Educación en la cárcel

Recientemente el Congreso aprobó una norma (ley 26.695) que no recibió demasiada atención por parte de los medios de comunicación de circulación nacional, sumergidos en la campaña electoral. Se trata de una modificación de la ley 24.660 de Régimen de Ejecución de la Pena Privativa de la libertad con el fin de garantizar y asegurar el acceso a la educación de los internos del sistema penitenciario.

La iniciativa ?de autoría de los diputados Adriana Puiggrós y Ricardo Gil Lavedra, entre otros- no es caprichosa, sino que responde a datos duros de la realidad sobre el bajo nivel educativo de la mayoría de la población carcelaria de nuestro país. En la Argentina, según un informe del Sistema Nacional de Estadísticas sobre Ejecución de la Pena de 2007, de las personas privadas de la libertad, muy pocas tienen sus estudios completos. Sobre un total de 50.980 internos sólo 2.594 habían completado su educación secundaria. Alrededor de 23.599 internos había completado únicamente su educación primaria, mientras que los internos con estudios primarios incompletos ascendían a 11.410, y 2.910 no habían recibido ningún tipo de instrucción. Asimismo, el informe señaló que 24.525 internos no tenían oficio ni profesión y que 36.801 internos no participaban de ningún programa de capacitación laboral.

Estudios privados recientes advierten que ?sobre una población de 60 mil presos, sólo el 0,5% tiene completos sus estudios secundarios?.

No sólo es una radiografía del escaso nivel educativo formal y técnico-profesional de las cárceles del país, sino que además es la prueba cabal de que el sistema penitenciario está muy lejos de cumplir su objetivo de promover la reinserción social de los convictos una vez que purgan sus condenas.

La norma reconoce el derecho de todos aquellos que se encuentren privados de su libertad a la educación pública. En ese sentido, obliga al Estado nacional, las provincias y la Ciudad Autónoma de Buenos Aires a proveer una educación integral, permanente y de calidad para todos aquellos que cumplan condena en algún centro penitenciario federal de manera igualitaria y gratuita. Dispone, asimismo que los internos deberán completar la escolaridad obligatoria.
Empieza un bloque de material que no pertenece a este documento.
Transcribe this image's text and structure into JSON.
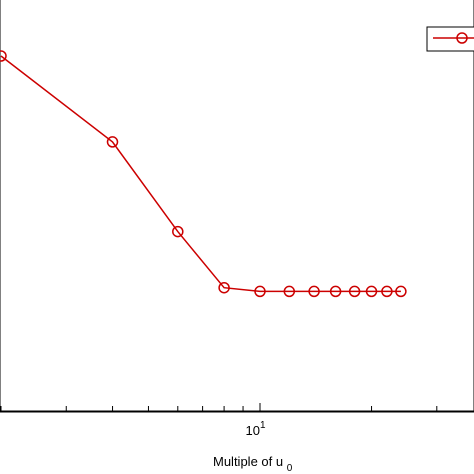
{
  "chart_data": {
    "type": "line",
    "xscale": "log",
    "x": [
      2,
      4,
      6,
      8,
      10,
      12,
      14,
      16,
      18,
      20,
      22,
      24
    ],
    "series": [
      {
        "color": "#cc0000",
        "marker": "circle",
        "values": [
          0.95,
          0.72,
          0.48,
          0.33,
          0.32,
          0.32,
          0.32,
          0.32,
          0.32,
          0.32,
          0.32,
          0.32
        ]
      }
    ],
    "xlabel_text": "Multiple of u",
    "xlabel_subscript": "0",
    "xtick_base": "10",
    "xtick_exponent": "1",
    "xlim": [
      1.75,
      45
    ],
    "ylim": [
      0,
      1.05
    ],
    "grid": false,
    "legend_position": "top-right"
  }
}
Además, crea un régimen de estímulo para los internos, permitiendo reducir, hasta un máximo acumulado de 20 meses, la permanencia en las instituciones carcelarias a aquellas personas que completen y aprueben total o parcialmente sus estudios primarios, secundarios o superiores durante el tiempo que permanezcan detenidos.

La reducción de la permanencia en prisión se calculará según la siguiente escala: un mes por ciclo lectivo anual; dos meses por curso de formación profesional o equivalente; dos meses por estudios primarios; tres meses por estudios secundarios; tres meses por estudios de nivel terciario; cuatro meses por estudios de nivel universitario; dos meses por cursos de posgrado.

Esta norma tiene como antecedente inmediato la experiencia llevada adelante en la Unidad 2 de Villa Devoto, que funciona hace ya veintiún años, con resultados contundentes: la tasa de reincidencia de los internos que asistieron a cursos universitarios no supera el 3 %, cuando la medida de las cárceles federales argentinas supera ampliamente el 40 % entre reincidentes y reiterantes, según cifras del Ministerio de Justicia y Derechos Humanos.

No cabe dudas que estimular la educación es habilitar más y mejores oportunidades para aquellos que, por distintas circunstancias, se vieron privadas de su libertad. No se trata sólo de garantizar el acceso efectivo de todos los ciudadanos a un derecho como el de la educación, sino que además, resulta una política indirecta de seguridad, desarrollo y justicia para la Nación.

Diversos estudios sostienen que los egresados de institutos penales tienen un nivel de reincidencia muy bajo en los casos en los que han logrado completar algún ciclo educativo en el tiempo en que estuvieron privados de la libertad. Ello viene a demostrar lo que desde distintos ámbitos venimos señalando: con el derecho penal por sí sólo no alcanza para reducir los índices alarmantes de inseguridad y criminalidad. Se requiere de políticas de Estado integrales, con continuidad en el tiempo, que tienen mucho más que ver con la educación, la inclusión, la equidad y la igualdad de oportunidades.